In this paper we have demonstrated that any linear multistep method which is strongly stable on a uniform grid is also zero stable on any smooth nonuniform grid. Grid smoothness is (in theory) determined by a grid map \({\varPhi }:[0,1] \rightarrow [0,1]\), satisfying \({\varPhi }(0)=0\) and \({\varPhi }(1)=1\), and having a strictly positive derivative \(\varphi = {\varPhi }'\). The grid map transforms a uniform grid of N steps into a nonuniform grid, which is smooth if \(\log \varphi \) is continuously differentiable.

In practice, this corresponds to a smooth step size variation, where the step size at time \(t\in [0,1]\) can be represented by a continuous modulation function, so that \(h(t) = \mu (t)/N\). Here \({\dot{\mu }}(t) = \varphi '/\varphi \), which must remain bounded. The modulation function \(\mu (t)\) is determined by the solution of the differential equation, while N is determined by the accuracy requirement as specified by the tolerance \(\varepsilon \).

The main result is that every k-step method is associated with k bounded Toeplitz operators \(T_0,\dots T_{k-1}\), where \(T_0\) is associated with the constant step size method. If that method is strongly zero stable, then \(T_0\) has a bounded inverse. Smooth step size variation is characterized locally by the function \(\varphi '/\varphi \), the magnitude of which determines how many steps N that need to be taken in order to guarantee variable step size zero stability. Thus, if

$$\begin{aligned} {\frac{1}{N}} \left\| {\frac{\varphi '}{\varphi }} \right\| _{\infty } \cdot \sum _{j=1}^{k-1} \Vert T_jT_0^{-1}\Vert _{\infty } \, < \, 1. \end{aligned}$$

the numerical solution to \(\dot{y} = 0\) is stable. Examples are given for BDF methods.

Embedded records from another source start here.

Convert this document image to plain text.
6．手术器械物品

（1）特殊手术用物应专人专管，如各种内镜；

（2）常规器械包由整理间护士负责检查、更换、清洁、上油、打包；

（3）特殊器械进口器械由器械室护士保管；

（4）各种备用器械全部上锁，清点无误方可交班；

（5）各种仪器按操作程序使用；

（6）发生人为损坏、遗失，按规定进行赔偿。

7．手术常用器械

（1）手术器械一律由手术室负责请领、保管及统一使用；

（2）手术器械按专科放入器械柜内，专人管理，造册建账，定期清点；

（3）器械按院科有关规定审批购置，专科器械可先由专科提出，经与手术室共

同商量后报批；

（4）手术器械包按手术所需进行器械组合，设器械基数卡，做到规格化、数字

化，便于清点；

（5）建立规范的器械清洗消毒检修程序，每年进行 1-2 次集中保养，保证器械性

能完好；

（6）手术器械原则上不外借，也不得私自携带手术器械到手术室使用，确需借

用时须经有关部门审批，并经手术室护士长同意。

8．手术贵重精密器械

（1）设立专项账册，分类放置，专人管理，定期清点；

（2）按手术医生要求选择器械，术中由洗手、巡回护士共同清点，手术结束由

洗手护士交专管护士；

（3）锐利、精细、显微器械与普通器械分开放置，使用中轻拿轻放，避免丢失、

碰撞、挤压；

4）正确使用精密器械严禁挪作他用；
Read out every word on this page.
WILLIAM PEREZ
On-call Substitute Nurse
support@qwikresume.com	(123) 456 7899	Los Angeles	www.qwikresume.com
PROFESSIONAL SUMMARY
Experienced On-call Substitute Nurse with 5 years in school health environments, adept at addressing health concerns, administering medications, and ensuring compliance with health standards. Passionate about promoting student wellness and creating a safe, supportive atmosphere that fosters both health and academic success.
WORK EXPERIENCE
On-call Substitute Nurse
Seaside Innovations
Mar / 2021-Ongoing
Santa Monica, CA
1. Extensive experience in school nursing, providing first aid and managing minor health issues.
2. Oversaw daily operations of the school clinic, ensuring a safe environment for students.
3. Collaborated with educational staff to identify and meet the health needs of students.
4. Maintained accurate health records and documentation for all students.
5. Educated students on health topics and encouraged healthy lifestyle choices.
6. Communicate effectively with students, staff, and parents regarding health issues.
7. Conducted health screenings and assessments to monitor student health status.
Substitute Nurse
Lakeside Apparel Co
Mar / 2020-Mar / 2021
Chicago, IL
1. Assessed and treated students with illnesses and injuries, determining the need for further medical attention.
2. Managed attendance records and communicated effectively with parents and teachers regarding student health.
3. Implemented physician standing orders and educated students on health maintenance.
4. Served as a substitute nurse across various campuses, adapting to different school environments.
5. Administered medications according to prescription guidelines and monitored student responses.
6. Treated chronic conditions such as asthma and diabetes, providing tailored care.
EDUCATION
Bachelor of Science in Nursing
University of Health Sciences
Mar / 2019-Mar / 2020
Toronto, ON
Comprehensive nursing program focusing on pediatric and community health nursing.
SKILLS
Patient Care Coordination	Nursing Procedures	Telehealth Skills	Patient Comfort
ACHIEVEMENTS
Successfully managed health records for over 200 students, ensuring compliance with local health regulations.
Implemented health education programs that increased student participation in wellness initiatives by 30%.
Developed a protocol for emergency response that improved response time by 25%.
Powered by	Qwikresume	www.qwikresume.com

This result is also practically significant as it implies that time step adaptivity must be implemented using smooth step size changes, such that consecutive step ratios are \(r = 1 + {\mathrm {O}}(h)\). This can easily be achieved, as there is a wide range of smooth controllers available for dedicated purposes [12]. These are based on digital filter theory, and control \(\log h\) in small increments, changing the step size on every step. Since \(h \sim \varphi /N\), such a controller keeps \(\log \varphi \) smooth, in line with the assumptions of Theorem 5.1. The smoothness requirement is local, and does not imply any bound on \(h_{\mathrm {max}}/h_{\mathrm {min}}\). It is therefore not a limitation in stiff computation, where overall step size variation necessarily is large.